I'm going to rush through most of this stuff, as I feel I've got it correct. It's just the answer to the last question that's bugging me.

**Question**

Let *R *be the region in the *xy*-plane enclosed by the lines:

*x *+ *y *= 0, *x *+ *y *= 1, *x *– *y *= 1, *x *– *y *= 4.

(a) Draw a picture of the region *R*.

**answer:**

y= -x, y = 1-x, y=x-1 & y = x-4. It makes a rectangle with the corners (0.5,-0.5), (1,0), (2,-2), & (2.5,-1.5).
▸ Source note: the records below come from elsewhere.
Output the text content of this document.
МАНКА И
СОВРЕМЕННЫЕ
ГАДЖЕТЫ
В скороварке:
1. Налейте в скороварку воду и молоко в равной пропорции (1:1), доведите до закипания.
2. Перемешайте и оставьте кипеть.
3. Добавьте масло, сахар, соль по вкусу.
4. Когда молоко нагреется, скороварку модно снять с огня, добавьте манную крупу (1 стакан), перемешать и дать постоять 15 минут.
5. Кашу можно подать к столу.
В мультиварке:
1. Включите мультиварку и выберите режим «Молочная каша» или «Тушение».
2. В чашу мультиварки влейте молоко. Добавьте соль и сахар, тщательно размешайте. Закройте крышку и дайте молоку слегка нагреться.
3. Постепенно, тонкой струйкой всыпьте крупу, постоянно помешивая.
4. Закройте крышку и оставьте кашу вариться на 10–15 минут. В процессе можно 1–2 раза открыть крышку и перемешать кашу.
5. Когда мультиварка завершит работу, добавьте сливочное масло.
(b) Define a change-of-variables transformation by the equations

*u *= *x *+ *y* & *v *= *x *– *y*.

What is the image *S *in the *uv*-plane of *R *under this transformation?

**answer:**

solving for x and y:

x=1/2(u+v) & y=1/2(u-v)

Putting these into the above equations I get the lines u=0, u=1, v=1/2 and v=2. It makes a rectangle with the corners (0,1/2), (0,2), (1,1/2) & (1,2)

(c) Solve the transformation equations for *x *and *y *in terms of *u *and *v*, and hence find the determinant of the Jacobian matrix.

**answer:**

$\displaystyle \tfrac{\partial x}{\partial u} = \tfrac{1}{2}, \tfrac{\partial x}{\partial v} = \tfrac{1}{2}, \tfrac{\partial y}{\partial u} = \tfrac{1}{2}, \tfrac{\partial y}{\partial v} = \tfrac{\text{-}1}{2} $

$\displaystyle \frac{\partial(x,y)}{\partial(u,v)} =\begin{vmatrix}\frac{1}{2} & \frac{1}{2}\\ \frac{1}{2} & \frac{\text{-}1}{2}\end{vmatrix}=\frac{\text{-}1}{2}$

(d)Use this change of variables to evaluate

$\displaystyle \int \int_R (x - y)e^{x^2-y^2}dA$

**answer:**

simplifying

$\displaystyle x-y = \tfrac{1}{2}(u+v)-\tfrac{1}{2}(u-v) = v$

$\displaystyle x^2-y^2 = (\tfrac{1}{2}(u+v))^2 - \tfrac{1}{2}(u-v))^2 = \frac{uv}{2}$

makes the equation:

$\displaystyle \int_{\frac{1}{2}}^{2}\int_{0}^{1}v.e^{\frac{vu}{2 }}(\tfrac{\text{-}1}{2}). \partial u\partial v$

inner integral:

$\displaystyle \int_{\frac{1}{2}}^{2}\int_{0}^{1}v.e^{\frac{vu}{2 }}(\tfrac{\text{-}1}{2}). \partial u\partial v = -e^{\frac{uv}{2}}\bigg|_{0}^{1} = \int_{\frac{1}{2}}^{2}\text{-}e^{\frac{v}{2}}+1. \partial v$

outer integral:

$\displaystyle \int_{\frac{1}{2}}^{2}\text{-}e^{\frac{v}{2}}+1. \partial v = v-2e^{\frac{v}{2}}\bigg|_{\frac{1}{2}}^{2} = (2 - 2e^{1})-(\tfrac{1}{2} - 2e^{\frac{1}{4}})= 1\tfrac{1}{2} - 2(e^{1}-e^{\frac{1}{4}})$

So is my answer to (d) correct? It's seems so unwieldy and unpleasant an answer considering how nice and easy the rest of the Question was. If anyone could check my work and affirm/negate my answers, please do!

cheers